The Attorney General joined as amicus to assist the Court in deciding the primary question of the power and jurisdiction of the Juvenile and Domestic Relations Court to order restitution in such manner, particularly in view of this Court's decisions in State v. Mulvaney, 61 N.J. 202 (1972) and State in Interest of M.L., 64 N.J. 438 (1974). In Mulvaney the defendant was ordered to pay as a condition of probation one-fourth of the State's prosecution expenses. This Court vacated the imposition of these costs, *494 qua costs, under N.J.S.A. 2A:168-2, to the extent that they exceeded the amounts allowed under the specific statute dealing with costs in criminal causes, N.J.S.A. 22A:3-1 to 6. And this result was reached in the face of a statutory authorization to a court, N.J.S.A. 2A:168-2, to include as a condition of probation that the probationer "* * * shall pay a fine or the costs of the prosecution, or both, * * *." This Court was unable to find in such language "* * * a grant of authority to originate a liability for costs which is not authorized by another statute." State v. Mulvaney, supra, 61 N.J. at 204 (emphasis added).

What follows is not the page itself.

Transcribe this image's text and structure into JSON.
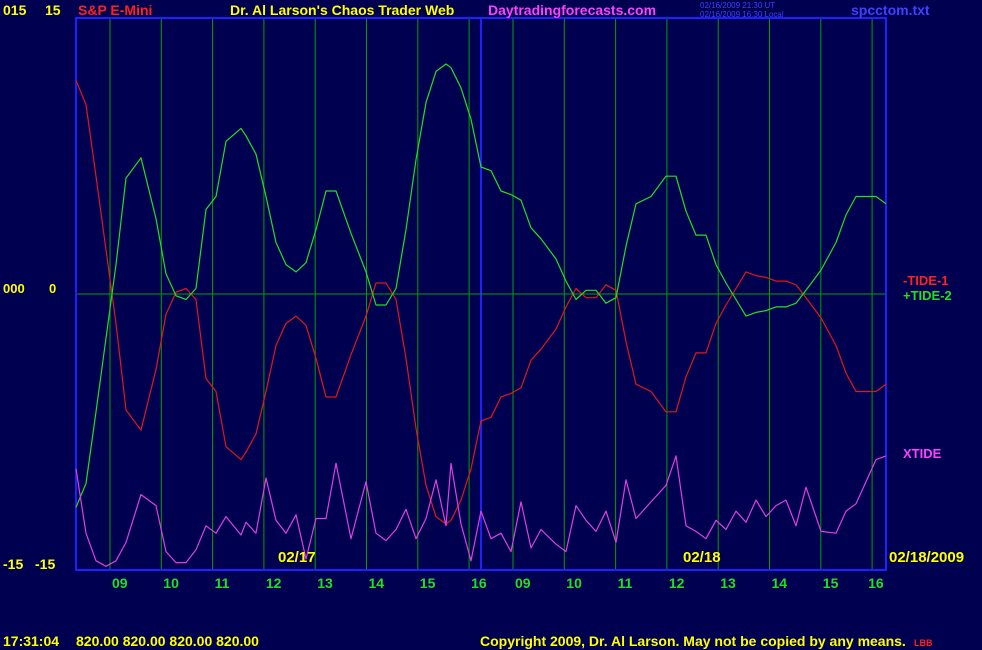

Following the doctrine of Mulvaney, Justice Sullivan wrote for this Court in M.L. that "the provision in the general probation and parole law authorizing a court to require payment of a fine as a condition of probation does not confer upon a court the power to impose a fine. It only authorizes the court to require payment of a fine as a condition of probation where a fine is otherwise provided for by law. This is clear from our decision in State v. Mulvaney * * *." State in Interest of M.L., supra, 64 N.J. at 443 (emphasis in original). And since the Legislature had never provided for the imposition of a fine on a juvenile offender, this Court determined that the Juvenile and Domestic Relations Court had no power to impose one, even as a condition of probation.

The bases of the holdings in Mulvaney and M.L. were primarily matters of statutory interpretation. In Mulvaney the Court recognized that the broad terms of N.J.S.A. 2A:168-2 must be read in pari materia with the statutory limitation on costs in criminal causes reflected in N.J.S.A. 22A:3-1 to 6. In M.L., the Court was unable to discern in the legislative plan with regard to the correction of juveniles a source of the power to impose a fine as a condition of probation or otherwise. Contra, the power to commit to an institution or make other disposition authorized by statute. N.J.S.A. 2A:4-61.

*495 The omission by the Legislature of the sanction of a fine against a juvenile offender seems clearly responsive to the general legislative purpose. Fines are essentially punitive in nature, State v. DeBonis, 58 N.J. 182, 192 (1972), whereas the statutory policy with respect to juveniles is to correct and rehabilitate rather than punish. Justice Jacobs stated for this Court in State v. Monahan, 15 N.J. 34, 45 (1954) that:

Centuries of history indicate that the pathway lies not in unrelenting and vengeful punishment, but in persistently seeking and uprooting the causes of juvenile delinquency and in widening and strengthening the reformative process through socially enlightened movements. Cf. A.L.I. Draft, Youth Correction Authority Act, § 16 (1940). Amongst the states, New Jersey has long been in the forefront in its recognition and development of this pathway; * * *.